T McINNES G, Istad H, Keinänen-Kiukaanniemi S, VAN Mierlo H F C M
a University Department of Medicine and Therapeutics, Western Infirmary, Glasgow, UK.
b Theresegt. Legecenter, Oslo, Norway.
Blood Press. 2000;9(sup1):61. doi: 10.1080/080370500439344.

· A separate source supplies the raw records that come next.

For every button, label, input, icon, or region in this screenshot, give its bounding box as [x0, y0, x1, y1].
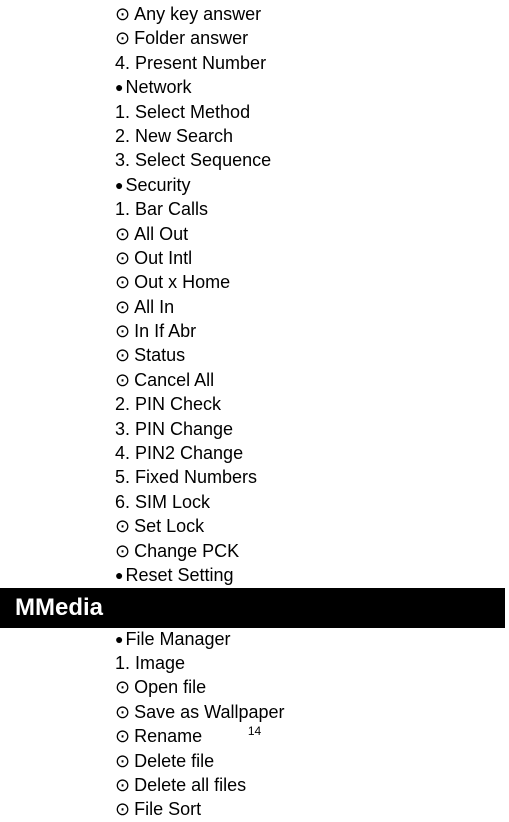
list-item: 4. PIN2 Change: [115, 442, 509, 465]
list-item: All In: [115, 296, 509, 319]
item-text: Any key answer: [134, 3, 261, 26]
list-item: Change PCK: [115, 540, 509, 563]
item-text: Folder answer: [134, 27, 248, 50]
circle-dot-icon: [115, 271, 134, 294]
list-item: Reset Setting: [115, 564, 509, 587]
list-item: All Out: [115, 223, 509, 246]
item-text: Save as Wallpaper: [134, 701, 284, 724]
list-item: Network: [115, 76, 509, 99]
item-text: In If Abr: [134, 320, 196, 343]
circle-dot-icon: [115, 27, 134, 50]
circle-dot-icon: [115, 515, 134, 538]
item-text: Open file: [134, 676, 206, 699]
menu-list-1: Any key answerFolder answer4. Present Nu…: [115, 3, 509, 587]
page-content: Any key answerFolder answer4. Present Nu…: [0, 0, 509, 822]
circle-dot-icon: [115, 3, 134, 26]
item-text: Reset Setting: [125, 564, 233, 587]
item-text: Status: [134, 344, 185, 367]
list-item: Out Intl: [115, 247, 509, 270]
circle-dot-icon: [115, 540, 134, 563]
list-item: Save as Wallpaper: [115, 701, 509, 724]
filled-bullet-icon: [115, 174, 125, 197]
list-item: 1. Bar Calls: [115, 198, 509, 221]
list-item: 2. New Search: [115, 125, 509, 148]
circle-dot-icon: [115, 344, 134, 367]
item-text: File Manager: [125, 628, 230, 651]
item-text: Set Lock: [134, 515, 204, 538]
list-item: Folder answer: [115, 27, 509, 50]
filled-bullet-icon: [115, 76, 125, 99]
item-text: Security: [125, 174, 190, 197]
circle-dot-icon: [115, 676, 134, 699]
item-text: Out Intl: [134, 247, 192, 270]
circle-dot-icon: [115, 369, 134, 392]
list-item: Delete file: [115, 750, 509, 773]
item-text: Change PCK: [134, 540, 239, 563]
filled-bullet-icon: [115, 628, 125, 651]
item-text: Out x Home: [134, 271, 230, 294]
section-header-mmedia: MMedia: [0, 588, 505, 627]
list-item: 1. Select Method: [115, 101, 509, 124]
list-item: 3. Select Sequence: [115, 149, 509, 172]
list-item: In If Abr: [115, 320, 509, 343]
list-item: Security: [115, 174, 509, 197]
list-item: Delete all files: [115, 774, 509, 797]
list-item: File Manager: [115, 628, 509, 651]
circle-dot-icon: [115, 320, 134, 343]
circle-dot-icon: [115, 223, 134, 246]
list-item: Set Lock: [115, 515, 509, 538]
item-text: Delete all files: [134, 774, 246, 797]
list-item: Cancel All: [115, 369, 509, 392]
filled-bullet-icon: [115, 564, 125, 587]
list-item: 5. Fixed Numbers: [115, 466, 509, 489]
page-number: 14: [0, 724, 509, 740]
circle-dot-icon: [115, 296, 134, 319]
list-item: 3. PIN Change: [115, 418, 509, 441]
list-item: 2. PIN Check: [115, 393, 509, 416]
circle-dot-icon: [115, 798, 134, 821]
circle-dot-icon: [115, 247, 134, 270]
circle-dot-icon: [115, 774, 134, 797]
circle-dot-icon: [115, 701, 134, 724]
list-item: Any key answer: [115, 3, 509, 26]
item-text: All Out: [134, 223, 188, 246]
list-item: File Sort: [115, 798, 509, 821]
list-item: Status: [115, 344, 509, 367]
list-item: 6. SIM Lock: [115, 491, 509, 514]
item-text: Network: [125, 76, 191, 99]
list-item: Open file: [115, 676, 509, 699]
list-item: Out x Home: [115, 271, 509, 294]
item-text: Cancel All: [134, 369, 214, 392]
item-text: Delete file: [134, 750, 214, 773]
list-item: 1. Image: [115, 652, 509, 675]
list-item: 4. Present Number: [115, 52, 509, 75]
item-text: File Sort: [134, 798, 201, 821]
item-text: All In: [134, 296, 174, 319]
circle-dot-icon: [115, 750, 134, 773]
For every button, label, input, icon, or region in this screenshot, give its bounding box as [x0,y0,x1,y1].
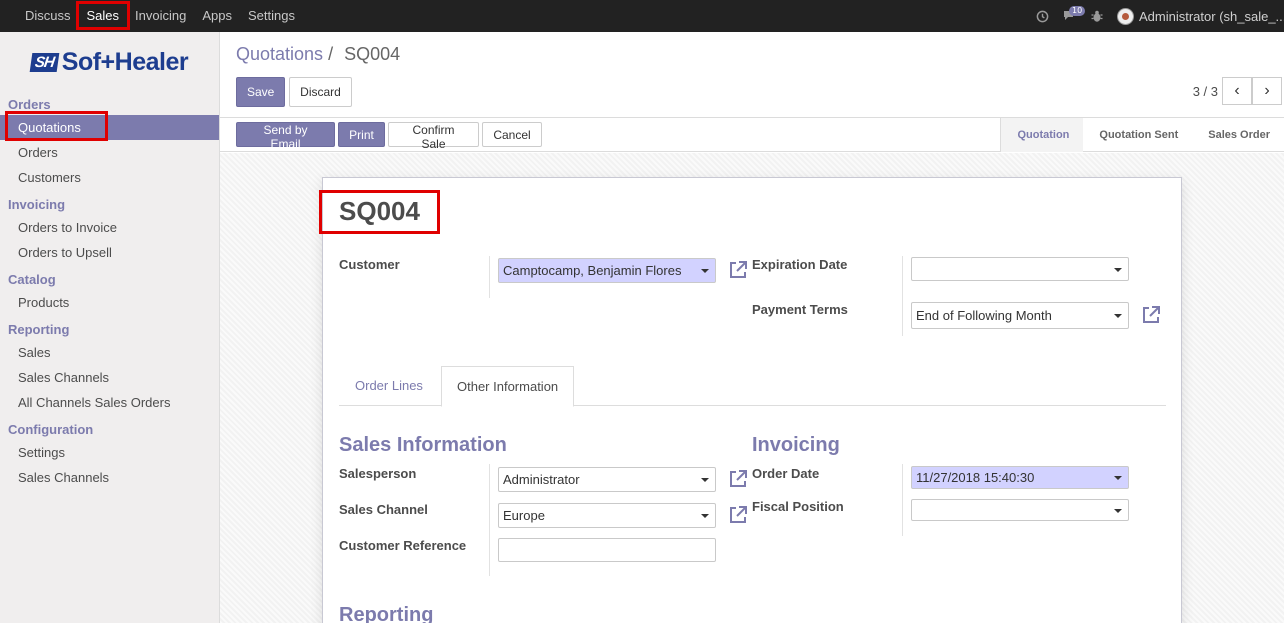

Monotherapy with an antihypertensive agent is likely to achieve a desirable lowering of blood pressure in about 50% of patients. The remaining proportion of patients are likely to be only partially responsive or unresponsive, even if appropriate dose adjustments are made. For these patients, combination therapy usually leads to better control of hypertension. The aim of this study was to compare the antihypertensive effect and tolerability of a once-daily combination of the angiotensin II type 1 (AT 1 ) receptor blocker candesartan cilexetil, 8 mg, and the diuretic hydrochlorothiazide (HCTZ), 12.5 mg, with a combination of the angiotensin-converting enzyme inhibitor, lisinopril, 10 mg, and HCTZ, 12.5 mg, in patients with primary hypertension. The study included men and women, 20-80 years of age, with sitting diastolic blood pressure (DBP) of 95-114 mm Hg. After a run-in period of 2 weeks on any antihypertensive monotherapy, 355 patients were randomized to double-blind treatment with either a combination of candesartan cilexetil/HCTZ, 8/12.5 mg, or a combination of lisinopril/HCTZ, 10/12.5 mg, for 26 weeks. Blood pressure was measured 24 h after dose intake, the primary efficacy variable being the change in sitting DBP at trough between baseline and 26 weeks of treatment. Reductions in mean sitting DBP after 26 weeks were similar for both combination treatments. In addition, no differences were found between the two treatment groups regarding standing DBP, sitting and standing systolic blood pressure, heart rate, and the proportion of responders and controlled patients. Significantly fewer patients reported at least one adverse event with candesartan cilexetil/HCTZ than with lisinopril/HCTZ (68.9% vs 79.5%, p = 0.02; see Table). Furthermore, the proportion of patients spontaneously reporting cough was markedly higher in the lisinopril/HCTZ group (23.9%) than in the candesartan cilexetil/HCTZ group (5.0%). Thus, although the combinations of candesartan cilexetil/HCTZ, 8/12.5 mg once daily, and lisinopril/HCTZ, 10/12.5 mg once daily, had similar antihypertensive efficacy in patients with mild to moderate hypertension during the 26-week treatment period, candesartan cilexetil/HCTZ was significantly better tolerated than lisinopril/HCTZ.
使用一种抗高血压药物进行单药治疗,大约50%的患者可能会实现理想的血压降低。即使进行了适当的剂量调整,其余患者可能仅部分有反应或无反应。对于这些患者,联合治疗通常能更好地控制高血压。本研究的目的是比较1型血管紧张素II(AT1)受体阻滞剂坎地沙坦酯8毫克与利尿剂氢氯噻嗪(HCTZ)12.5毫克每日一次联合用药,与血管紧张素转换酶抑制剂赖诺普利10毫克和HCTZ 12.5毫克联合用药,在原发性高血压患者中的降压效果和耐受性。该研究纳入了年龄在20至80岁之间、坐位舒张压(DBP)为95至114毫米汞柱的男性和女性。在接受任何抗高血压单药治疗2周的导入期后,355例患者被随机分为双盲治疗组,分别接受坎地沙坦酯/HCTZ 8/12.5毫克联合用药或赖诺普利/HCTZ 10/12.5毫克联合用药,为期26周。在服药24小时后测量血压,主要疗效变量是治疗26周时基线与谷值时坐位DBP的变化。两种联合治疗在26周后平均坐位DBP的降低相似。此外,在站立位DBP、坐位和站立位收缩压、心率以及有反应者和血压得到控制的患者比例方面,两个治疗组之间未发现差异。报告至少一种不良事件的患者,使用坎地沙坦酯/HCTZ的明显少于使用赖诺普利/HCTZ的(68.9%对79.5%,p = 0.02;见表)。此外,自发报告咳嗽的患者比例在赖诺普利/HCTZ组(23.9%)明显高于坎地沙坦酯/HCTZ组(5.0%)。因此,尽管在26周的治疗期内,每日一次8/12.5毫克的坎地沙坦酯/HCTZ联合用药和每日一次10/12.5毫克的赖诺普利/HCTZ联合用药在轻度至中度高血压患者中具有相似的降压疗效,但坎地沙坦酯/HCTZ的耐受性明显优于赖诺普利/HCTZ。